Существовавшее в XIV в. представление о двух видах toru не исчезает, а продолжается в последующих столетиях (например, в сочинении XVIII в. Gagg-a-yin Urusqai). Но к XVII в. слово toru, используемое само по себе, всегда относилось к светской власти, тогда как религиозный toru всегда описывался именно в таком качестве (nom-un toru — toru учения, shashin-u toru — toru религии и т. д.). Так, в XVII в. мы находим предложения, относящиеся к политическим переговорам, например, «Namudai Sechen Hagan сделал yehe toru китайцев и монголов мирным» [Namudai Sechen Hagan Hitad Mongol-un yehe toru-yi tubshitgeged’]. В XVIII в. выражение ulus tor (государство) стало использоваться в повседневной практике. В Bolor Erike Рашипунцуга находим, что ulus tor упоминается в связи с территориальными границами: «Поддерживая ulus toru (народ и принцип [народ, государство]) посредством сочувствия и порядка и соблюдая (защищая) границу» (urushiyel jirum-iyer ulus toru-ben tetgun jaha hijigar-iyen sahiju) [Huheondur 1985, p. 52]. В маньчжурский период термин guren часто использовался для обозначения «империи», тогда как toru имел значение «верховная власть» или «политическое право» внутри империи. Например, в Алтан тобчи мы находим предложение: «toru монгольского народа был взят императором Великой Минской династии» (Olan Monggol-un toru-yi Tayimingqaqan-tur abtaju) [Choiji 1983]. A маньчжурский свод законов XVIII в. называется Книга Законов Департамента регулирования Дел toru Внешней Монголии, установленных законом (Jarlig-iyer togtogagsan gadagadu Mongol-un toru-yi jasahu yabudal-un yamun-u hauli juil-un bichig).
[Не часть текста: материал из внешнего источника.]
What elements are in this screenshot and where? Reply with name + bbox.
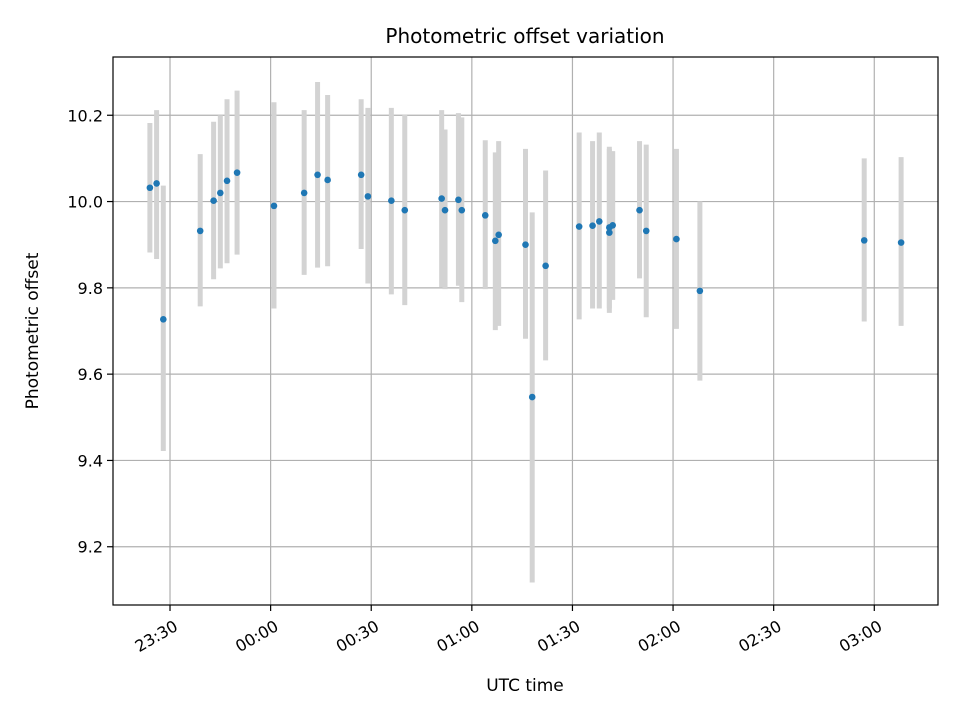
y-tick-label: 9.2 [78, 538, 103, 557]
data-point [458, 206, 466, 214]
plot-frame [112, 56, 939, 606]
data-point [455, 196, 462, 204]
data-point [528, 393, 536, 401]
data-point [401, 206, 409, 214]
data-point [196, 227, 204, 235]
data-point [522, 241, 529, 249]
data-point [642, 227, 650, 235]
data-point [217, 189, 224, 197]
data-point [153, 180, 160, 187]
data-point [388, 197, 395, 204]
y-tick-label: 10.0 [67, 193, 103, 212]
data-point [160, 316, 167, 323]
data-point [636, 206, 643, 214]
x-axis-label: UTC time [486, 676, 564, 696]
data-point [146, 184, 154, 192]
y-axis-ticks: 9.2 9.4 9.6 9.8 10.0 10.2 [67, 106, 113, 557]
y-tick-label: 9.4 [78, 451, 103, 470]
data-point [223, 177, 231, 185]
y-tick-label: 10.2 [67, 106, 103, 125]
data-point [606, 229, 613, 236]
data-point [270, 202, 278, 210]
data-point [609, 221, 616, 229]
data-point [575, 223, 583, 230]
data-point [364, 193, 372, 200]
data-point [589, 222, 596, 230]
data-point [542, 262, 549, 270]
data-point [595, 218, 603, 225]
data-point [300, 189, 308, 197]
data-point [233, 169, 241, 176]
data-point [897, 239, 905, 246]
data-point [314, 171, 321, 179]
data-point [860, 237, 868, 244]
data-point [481, 212, 489, 219]
data-point [324, 176, 331, 184]
data-point [495, 231, 502, 239]
y-tick-label: 9.8 [78, 279, 103, 298]
data-point [210, 197, 217, 204]
data-point [696, 287, 704, 295]
data-point [438, 195, 445, 202]
data-point [673, 235, 680, 243]
y-axis-label: Photometric offset [23, 252, 43, 409]
data-points [146, 169, 905, 401]
data-point [357, 171, 365, 179]
data-point [441, 206, 449, 214]
y-tick-label: 9.6 [78, 365, 103, 384]
data-point [492, 237, 499, 245]
chart-title: Photometric offset variation [385, 24, 664, 48]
Toru здесь явно относится не к абсолютной верховной власти, а к ограниченной политии, которой требовалось регулирование сверху. Постепенно toru, особенно в сочетании с ulus, начинает относиться к практическим делам государства. Возможно даже, что в государственном законе в этой сфере были ошибки (Bolur Erike) [Huheondur 1985]. В XIX в. выражения «Ulus toru-yin yabudal — дела государства» [Нацагдорж 1968, с. 137] и «Ulus toru-yin jirum — государственный закон» [Нацагдорж 1968, с. 164] стали, по-видимому, повседневными.